Mot d’introduction de Mgr Xavier Malle dimanche 18 octobre 2020

C’est un jour de joie, l’installation de votre nouveau curé et de ses deux frères dans votre paroisse. Joie car cela arrive le dimanche des missions. Joie car deux enfants vont faire leur première communion.

Mais joie grave, ternie, par le covid et par l’assassinat d’un professeur. Nous voulons dire notre proximité avec les enseignants, les élèves et les parents d’élève.

La lettre du Pape François, Fratelli Tutti, arrive à point nommé. Je cite le §282 : “La vérité c’est que la violence ne trouve pas de fondement dans les convictions religieuses fondamentales, mais dans leur déformation.” Il disait auparavant : “En temps que croyants nous nous trouvons face au défi de retourner à nos sources pour nous concentrer sur l’essentiel : l’adoration de Dieu et l’amour du prochain.” C’est ce que nous faisons lors de chaque messe.

20201018 Installation Fr Denis Marie Curé de VEYNES

Homélie de Mgr Xavier Malle

« Rendez donc à César ce qui est à César, et à Dieu ce qui est à Dieu. » Cette parole de NSJC est tellement connue qu’on nous la ressert en permanence, pour nous accuser nous chrétiens de nous mêler de ce qui ne nous regarderait pas. Ainsi comme évêque, que je parle du drame des migrants ou du drame de l’avortement, on se sert du  « Rendez donc à César ce qui est à César, et à Dieu ce qui est à Dieu. » pour tenter de me faire taire.

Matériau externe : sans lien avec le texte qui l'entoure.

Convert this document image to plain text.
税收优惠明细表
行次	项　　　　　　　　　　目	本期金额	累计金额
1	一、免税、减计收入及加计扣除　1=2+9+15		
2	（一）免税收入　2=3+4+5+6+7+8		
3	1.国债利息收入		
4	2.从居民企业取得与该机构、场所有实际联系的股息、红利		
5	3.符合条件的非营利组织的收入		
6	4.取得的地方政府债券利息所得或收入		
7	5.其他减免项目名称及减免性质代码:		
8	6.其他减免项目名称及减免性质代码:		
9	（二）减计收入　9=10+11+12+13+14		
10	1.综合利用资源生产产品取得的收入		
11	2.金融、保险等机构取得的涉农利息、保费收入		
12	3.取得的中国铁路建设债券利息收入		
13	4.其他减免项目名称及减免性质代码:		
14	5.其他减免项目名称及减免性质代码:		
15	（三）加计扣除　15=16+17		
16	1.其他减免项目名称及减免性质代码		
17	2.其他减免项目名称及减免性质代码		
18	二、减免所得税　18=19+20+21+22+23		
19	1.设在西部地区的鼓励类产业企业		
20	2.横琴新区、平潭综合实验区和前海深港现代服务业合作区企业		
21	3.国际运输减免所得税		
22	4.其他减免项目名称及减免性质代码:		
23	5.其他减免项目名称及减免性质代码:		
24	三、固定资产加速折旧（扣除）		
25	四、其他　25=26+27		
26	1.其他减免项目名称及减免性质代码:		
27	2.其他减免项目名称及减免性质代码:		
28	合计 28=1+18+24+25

Il est donc important de comprendre ce que dit Jésus dans son contexte : des pharisiens et des partisans d’Hérode cherchent à prendre Jésus en défaut par la question sensible de l’impôt dû à César. Double raison de ne pas payer cet impôt : à un occupant qui plus est un païen. En manipulateurs, les pharisiens commencent pas flatter : « Maître, lui disent-ils, nous le savons : tu es toujours vrai et tu enseignes le chemin de Dieu en vérité ; tu ne te laisses influencer par personne, car ce n’est pas selon l’apparence que tu considères les gens. » Comme dit un humoriste, “Le flatteur est comme l’eau de Cologne, fait pour être senti et non avalé.” Jésus sent venir le piège et ne l’avale pas ! Pourtant le piège était parfait ; il perdait à tous les coups : « Est-il permis, oui ou non, de payer l’impôt à César, l’empereur ? » S’il réponds oui, il est considéré comme un traître collaborateur, et s’il répond non, ils pourront l’accuser de subversion devant l’occupant romain. Mais on ne piège pas facilement la seconde personne de la Trinité, tellement uni à l’Esprit Saint. Il demande alors génialement : « Montrez-moi la monnaie de l’impôt… Cette effigie et cette inscription, de qui sont-elles ? » Il n’y avait qu’une réponse possible : « De César. » Alors il leur dit : « Rendez donc à César ce qui est à César. » D’une part il montre que le pharisien accepte bien l’argent romain et donc la domination romaine, et d’autre part il leur dit de rendre à César ce qui lui appartient, c’est à dire de se débarrasser de l’argent sale, de l’argent païen. Mais il ajoute : « et à Dieu ce qui est à Dieu », autrement dit, OK pour utiliser cet argent, mais l’important est la fidélité à Dieu.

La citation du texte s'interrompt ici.